Besides, the problem is already solvable. People could simply stop using TikTok if they agreed that its disadvantages outweigh its benefits. No one is forcing them. This is a vote with your feet issue, plain and simple.
Exactly and young people lack the life experience to comprehend the long-term risks associated with surrendering their private data to the CCP or being exposed to sophisticated disinformation campaigns over time.
So it is incumbent on the govt to protect their long-term interests.
And to also ensure that trade relationships are fair and equitable (which it currently isnt).
I'm a parent, I guide my kiddos when rationality escapes them. The process itself, parent-child, teaches them how to make their own decisions. Governments can't teach people how to make their own decisions.
The statement that trade relationships must be fair is some sort of neoliberal mumbo jumbo. I don't accept it as an assumption or a consequence. You can accept it as axiomatic if you want, but I don't see it as a consequence of any valid logical train of thought.
The idea of open markets is that no player is given favorable treatment by the government. If you allow a player that comes from a country that treats its citizens as human farms, I wouldn't call that open markets.

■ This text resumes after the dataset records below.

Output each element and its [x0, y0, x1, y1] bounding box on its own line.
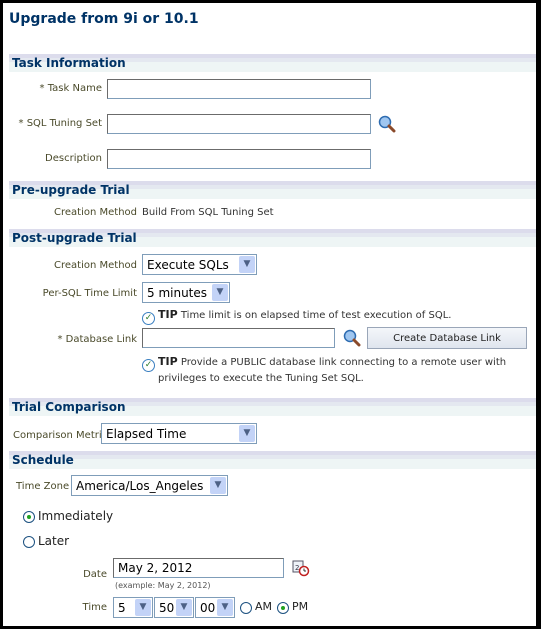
section-heading: Task Information — [12, 56, 126, 70]
pre-creation-method-label: Creation Method — [54, 207, 137, 218]
tip-text-line1: Provide a PUBLIC database link connectin… — [180, 357, 507, 368]
chevron-down-icon: ▼ — [176, 599, 192, 616]
post-creation-method-label: Creation Method — [54, 260, 137, 271]
tip-text: Time limit is on elapsed time of test ex… — [180, 310, 452, 321]
task-name-label: * Task Name — [39, 83, 102, 94]
database-link-input[interactable] — [142, 328, 335, 348]
selected-value: 5 — [118, 601, 126, 615]
comparison-metric-select[interactable]: Elapsed Time ▼ — [101, 423, 257, 444]
selected-value: America/Los_Angeles — [76, 479, 204, 493]
selected-value: 50 — [159, 601, 175, 615]
section-pre-upgrade-trial: Pre-upgrade Trial — [9, 181, 536, 199]
search-icon[interactable] — [343, 329, 361, 347]
date-label: Date — [83, 569, 107, 580]
create-database-link-button[interactable]: Create Database Link — [367, 327, 527, 349]
comparison-metric-label: Comparison Metric — [13, 430, 108, 441]
later-label[interactable]: Later — [38, 534, 69, 548]
section-task-information: Task Information — [9, 54, 536, 72]
chevron-down-icon: ▼ — [135, 599, 151, 616]
am-label[interactable]: AM — [255, 600, 272, 613]
selected-value: Elapsed Time — [106, 427, 187, 441]
description-label: Description — [45, 153, 102, 164]
chevron-down-icon: ▼ — [239, 425, 255, 442]
time-zone-label: Time Zone — [16, 481, 70, 492]
creation-method-select[interactable]: Execute SQLs ▼ — [142, 254, 257, 275]
chevron-down-icon: ▼ — [212, 284, 228, 301]
selected-value: 00 — [200, 601, 216, 615]
task-name-input[interactable] — [107, 79, 371, 99]
section-post-upgrade-trial: Post-upgrade Trial — [9, 229, 536, 247]
checkmark-icon: ✓ — [142, 312, 155, 325]
tip-prefix: TIP — [158, 308, 178, 321]
pm-label[interactable]: PM — [292, 600, 308, 613]
tip-time-limit: ✓ TIP Time limit is on elapsed time of te… — [142, 308, 451, 325]
time-limit-label: Per-SQL Time Limit — [42, 288, 137, 299]
section-heading: Schedule — [12, 453, 74, 467]
chevron-down-icon: ▼ — [217, 599, 233, 616]
calendar-clock-icon[interactable]: 2 — [292, 559, 310, 577]
selected-value: 5 minutes — [147, 286, 208, 300]
selected-value: Execute SQLs — [147, 258, 229, 272]
time-limit-select[interactable]: 5 minutes ▼ — [142, 282, 230, 303]
pre-creation-method-value: Build From SQL Tuning Set — [142, 207, 274, 218]
checkmark-icon: ✓ — [142, 359, 155, 372]
minute-select[interactable]: 50 ▼ — [154, 597, 194, 618]
later-radio[interactable] — [23, 536, 35, 548]
section-heading: Trial Comparison — [12, 400, 126, 414]
tip-prefix: TIP — [158, 355, 178, 368]
database-link-label: * Database Link — [57, 334, 137, 345]
search-icon[interactable] — [378, 115, 396, 133]
page-title: Upgrade from 9i or 10.1 — [9, 11, 199, 27]
upgrade-page: Upgrade from 9i or 10.1 Task Information… — [3, 3, 536, 626]
chevron-down-icon: ▼ — [239, 256, 255, 273]
immediately-radio[interactable] — [23, 511, 35, 523]
section-heading: Pre-upgrade Trial — [12, 183, 130, 197]
section-schedule: Schedule — [9, 451, 536, 469]
date-hint: (example: May 2, 2012) — [115, 581, 211, 590]
section-heading: Post-upgrade Trial — [12, 231, 137, 245]
tip-text-line2: privileges to execute the Tuning Set SQL… — [158, 373, 364, 384]
section-trial-comparison: Trial Comparison — [9, 398, 536, 416]
immediately-label[interactable]: Immediately — [38, 509, 113, 523]
time-zone-select[interactable]: America/Los_Angeles ▼ — [71, 475, 228, 496]
second-select[interactable]: 00 ▼ — [195, 597, 235, 618]
chevron-down-icon: ▼ — [210, 477, 226, 494]
am-radio[interactable] — [240, 602, 252, 614]
time-label: Time — [82, 602, 107, 613]
tip-database-link: ✓ TIP Provide a PUBLIC database link conn… — [142, 355, 506, 385]
date-input[interactable] — [113, 558, 284, 578]
pm-radio[interactable] — [277, 602, 289, 614]
hour-select[interactable]: 5 ▼ — [113, 597, 153, 618]
sql-tuning-set-input[interactable] — [107, 114, 371, 134]
description-input[interactable] — [107, 149, 371, 169]
sql-tuning-set-label: * SQL Tuning Set — [18, 118, 102, 129]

The two statements just don't logically follow. A better argument would be that the US, in an effort to improve human rights, sets a minimum threshold for market participation at the level of nations. Unfortunately, that's not the argument being made.
Open markets mean what it says on the tin - markets without barrier. Saying, "We're barring actors for entering the market for reason X," means closed markets even is X is "treating people poorly."